A Big Mac, large fries, and my vote?!

Thursday, November 4th, 2010

Generally, employers maintain a cohesive work environment with their employees by following the simple rule of social etiquette at a party:  don’t talk about money, religion, and politics.  However, the endless political commercials, nonstop political chatter, and midterm stump speeches may have been just too much for one McDonald’s owner to keep his political views to himself.  


Recently, newspapers reported that earlier this month, the owner of a McDonald’s in Canton, Ohio, attached a pamphlet to the employees’ paychecks urging them to vote Republican candidates for governor, Senate, and Congress.  According to the reports, the pamphlet said: “If the right people are elected, we will be able to continue with raises and benefits at or above the current levels. If others are elected, we will not.”   It then named three Republican candidates after stating, “The following candidates are the ones we believe will help our business move forward.” The only problem is that it’s illegal for an employer in Ohio to attempt to influence the political votes of employees.  However, the political frenzy of the midterm elections isn’t limited to Ohio. 

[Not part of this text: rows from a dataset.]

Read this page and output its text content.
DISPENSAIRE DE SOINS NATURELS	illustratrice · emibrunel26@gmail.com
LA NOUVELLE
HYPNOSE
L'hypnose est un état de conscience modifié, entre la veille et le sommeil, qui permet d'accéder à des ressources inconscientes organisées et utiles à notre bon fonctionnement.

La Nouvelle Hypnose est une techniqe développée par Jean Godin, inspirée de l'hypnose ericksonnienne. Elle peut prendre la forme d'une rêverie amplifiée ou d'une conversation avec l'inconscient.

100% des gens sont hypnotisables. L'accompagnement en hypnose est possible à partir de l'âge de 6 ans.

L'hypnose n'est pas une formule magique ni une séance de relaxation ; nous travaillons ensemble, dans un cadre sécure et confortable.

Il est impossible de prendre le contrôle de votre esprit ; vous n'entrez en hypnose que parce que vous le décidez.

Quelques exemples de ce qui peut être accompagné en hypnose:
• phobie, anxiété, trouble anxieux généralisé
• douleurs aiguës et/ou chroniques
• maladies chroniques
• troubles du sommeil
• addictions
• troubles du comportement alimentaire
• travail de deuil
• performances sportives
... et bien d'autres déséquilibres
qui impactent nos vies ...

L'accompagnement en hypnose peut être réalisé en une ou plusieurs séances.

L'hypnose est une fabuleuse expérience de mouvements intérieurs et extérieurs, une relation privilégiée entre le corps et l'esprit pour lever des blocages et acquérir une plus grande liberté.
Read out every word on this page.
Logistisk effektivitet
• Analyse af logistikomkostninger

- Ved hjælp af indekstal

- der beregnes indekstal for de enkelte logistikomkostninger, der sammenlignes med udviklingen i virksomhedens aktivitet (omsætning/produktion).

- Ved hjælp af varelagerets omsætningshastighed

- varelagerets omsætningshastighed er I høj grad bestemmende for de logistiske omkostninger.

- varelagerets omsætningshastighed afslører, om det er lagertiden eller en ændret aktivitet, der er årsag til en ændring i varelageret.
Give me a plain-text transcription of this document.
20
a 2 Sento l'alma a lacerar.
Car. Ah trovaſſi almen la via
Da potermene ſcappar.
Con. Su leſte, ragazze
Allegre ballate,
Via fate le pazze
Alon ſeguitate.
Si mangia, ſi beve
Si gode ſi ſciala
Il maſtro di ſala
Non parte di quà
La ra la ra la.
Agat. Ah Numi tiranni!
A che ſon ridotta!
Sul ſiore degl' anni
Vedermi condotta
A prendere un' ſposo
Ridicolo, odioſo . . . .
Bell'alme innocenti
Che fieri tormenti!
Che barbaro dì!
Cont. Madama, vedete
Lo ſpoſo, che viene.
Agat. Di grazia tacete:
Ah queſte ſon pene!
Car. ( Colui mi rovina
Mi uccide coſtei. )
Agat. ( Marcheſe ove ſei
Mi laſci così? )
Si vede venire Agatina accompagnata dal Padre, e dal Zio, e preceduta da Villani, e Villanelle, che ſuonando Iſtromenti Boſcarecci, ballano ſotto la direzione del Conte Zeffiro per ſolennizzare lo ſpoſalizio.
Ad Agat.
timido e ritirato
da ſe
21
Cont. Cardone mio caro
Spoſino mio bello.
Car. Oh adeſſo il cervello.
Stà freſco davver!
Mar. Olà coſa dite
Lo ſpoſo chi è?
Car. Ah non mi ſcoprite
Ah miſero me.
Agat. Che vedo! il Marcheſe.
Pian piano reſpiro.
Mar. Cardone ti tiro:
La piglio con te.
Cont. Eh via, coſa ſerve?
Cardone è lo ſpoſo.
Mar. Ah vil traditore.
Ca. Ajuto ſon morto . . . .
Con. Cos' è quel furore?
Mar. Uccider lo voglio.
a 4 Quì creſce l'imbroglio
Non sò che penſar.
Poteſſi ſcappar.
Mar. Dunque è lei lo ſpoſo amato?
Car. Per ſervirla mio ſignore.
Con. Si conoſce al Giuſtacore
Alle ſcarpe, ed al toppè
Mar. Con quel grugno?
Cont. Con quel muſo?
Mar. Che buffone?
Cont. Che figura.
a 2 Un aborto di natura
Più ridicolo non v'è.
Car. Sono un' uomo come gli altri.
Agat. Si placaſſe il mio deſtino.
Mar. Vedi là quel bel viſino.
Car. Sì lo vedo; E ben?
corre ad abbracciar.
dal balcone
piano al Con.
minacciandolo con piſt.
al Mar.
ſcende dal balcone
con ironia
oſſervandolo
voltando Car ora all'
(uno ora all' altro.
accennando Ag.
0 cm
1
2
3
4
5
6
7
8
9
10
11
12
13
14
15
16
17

Here in the Pacific Northwest, some grocery employees of Fred Meyer and Safeway recently complained about having to distribute flyers in favor of Washington’s ballot initiative 1100, which would have allowed grocery stores to sell hard liquor.  While there’s no specific prohibition in Washington, Oregon recently enacted ORS 659.785, which prohibits an employer from taking, or threatening to take, any adverse employment action against an employee for declining to attend or participate in an employer-related political or religious meeting or communication.  The statute also requires employers to post a notice at the worksite advising employees of their rights under the new law.  Of course, the statute doesn’t prohibit an employer from engaging in political or religious activities where attendance or participation is strictly voluntary. 


Therefore, if you’re an employer that’s a dyed-in-the-wool Democrat, Republican, Libertarian, Tea Partier, Green Partier, or an Independent, be smart:   don’t force employees to participate in any religious or political activity.  You’ll be happier and so will your employees.  Yes, the midterm elections are over, but before you know it, the 2012 political organizations will be in full-swing creating a compelling campaign of slogans, speeches, and sound bites.